Biological efficacy of a 600 mg loading dose of clopidogrel in ST-elevation myocardial infarction

Journal: Thrombosis and Haemostasis
ISSN: 0340-6245
Issue: 2012: 108/1 (July) pp. 1-200
Pages: 101-106

Biological efficacy of a 600 mg loading dose of clopidogrel in ST-elevation myocardial infarction

L. Bonello (1, 2), J. Berbis (3, 4), M. Laine (1), S. Armero (1), J. Bessereau (5), L. Jacquin (5), C. Bonello (6), E. Camillieri (7), P. Barragan (8), F. Dignat-George (2, 9), F. Paganelli (1), L. Camoin-Jau (9, 10)
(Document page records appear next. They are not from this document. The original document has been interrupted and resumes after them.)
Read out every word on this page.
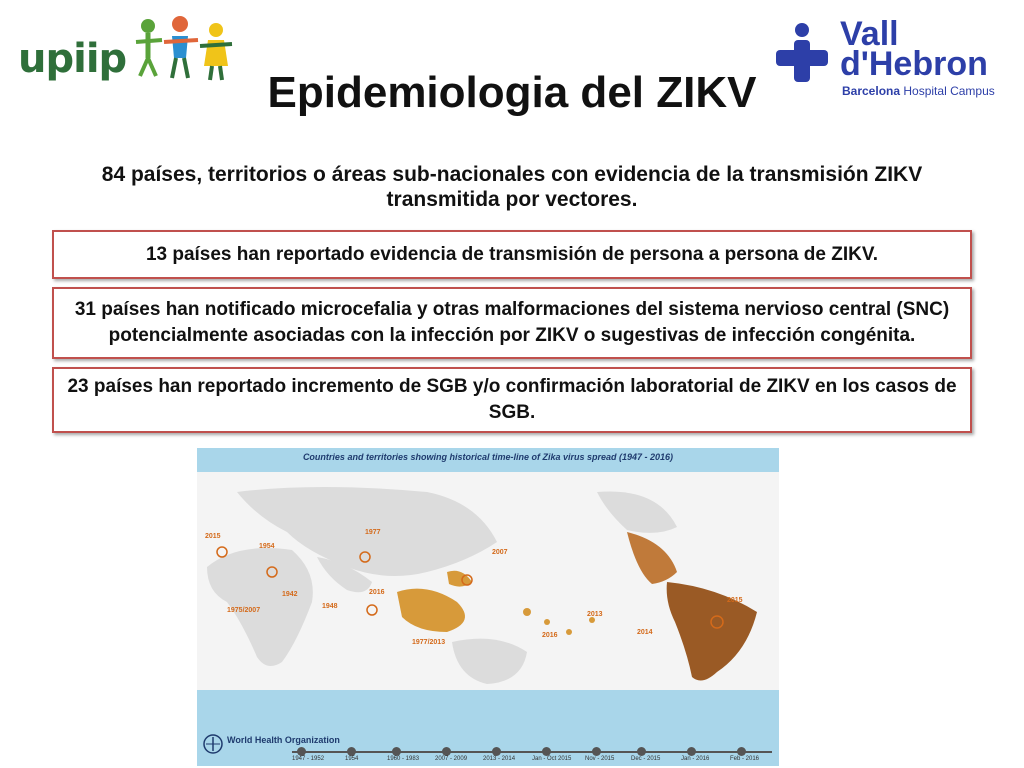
upiip
Vall
d'Hebron
Barcelona Hospital Campus
Epidemiologia del ZIKV

84 países, territorios o áreas sub-nacionales con evidencia de la transmisión ZIKV transmitida por vectores.

13 países han reportado evidencia de transmisión de persona a persona de ZIKV.
31 países han notificado microcefalia y otras malformaciones del sistema nervioso central (SNC) potencialmente asociadas con la infección por ZIKV o sugestivas de infección congénita.
23 países han reportado incremento de SGB y/o confirmación laboratorial de ZIKV en los casos de SGB.
Countries and territories showing historical time-line of Zika virus spread (1947 - 2016)
2015
1954
1977
1942
1975/2007
1948
2016
2007
1977/2013
2013
2014
2016
2015
World Health Organization
1947 - 1952	1954	1960 - 1983	2007 - 2009	2013 - 2014	Jan - Oct 2015 Nov - 2015	Dec - 2015	Jan - 2016	Feb - 2016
(1) Département de Cardiologie, Hôpital Universitaire Nord, Aix-Marseille University, Marseille, France; (2) INSERM UMRS 608, Faculté de Pharmacie, Marseille, France; (3) Faculté de Médecine, Aix-Marseille University, Marseille, France; (4) Research Unit EA 3279 and Department of Public Health, Marseille, France; (5) Pôle RUSH, Hôpital Timone, Marseille, France; (6) Service de Santé Publique et Information Médicale, Hôpital Universitaire Nord, Faculté de Médecine, Marseille, France; (7) Service de Cardiologie, Hôpital de Martigues, Martigues, France; (8) Service de Cardiologie, Clinique les Fleurs, Ollioules, France; (9) Laboratoire d’Hématologie, Hôpital de la Conception, Marseille, France; (10) URMITE UMR 6236, CNRS-IRD, Faculté de Médecine et de Pharmacie, Marseille, France


Acute coronary syndrome, percutaneous coronary intervention, High on-treatment platelet reactivity, VASP index


Optimal platelet reactivity (PR) inhibition is critical to prevent thrombotic events in primary percutaneous coronary intervention (PCI). We aimed to determine the relationship between high on-treatment platelet reactivity (HTPR) and ST-elevation myocardial infarction (STEMI) following a 600 mg loading dose (LD) of clopidogrel. We performed a prospective monocentre study enrolling patients on clopidogrel undergoing PCI. The VASP index was used to assess PR inhibition after clopidogrel LD. HTPR was defined according to the consensus as a VASP index ≥50%. The present study included 833 patients undergoing PCI. Most patients had PCI for an acute coronary syndrome (58.7%). The mean VASP index was 50 ± 23% with a large inter-individual variability (range: 1–94%). Patients with a VASP index ≥50% were significantly older (p= 0.03), with a higher body mass index (BMI) (p<0.001), more often diabetic (p=0.03), taking omeprazole (p=0.03), admitted for an acute coronary syndrome (ACS) and with a high fibrinogen level compared to good responders (VASP <50%). In multivariate analysis BMI, omeprazole use, ACS and high fibrinogen level (p<0.001) remained significantly associated with HTPR. Of importance, in this analysis STEMI was independently associated with HTPR when compared with the other forms of ACS (NSTEMI and unstable angina) with an odd ratio of 2.14 (95% CI: 1.3 –3.5; p=0.003). In conclusion, STEMI is associated with high on-treatment platelet reactivity following 600 mg of clopidogrel. The present results suggest that 600 mg of clopidogrel may not be able to achieve an optimal PR inhibition in STEMI patients undergoing PCI and more potent drugs may be preferred.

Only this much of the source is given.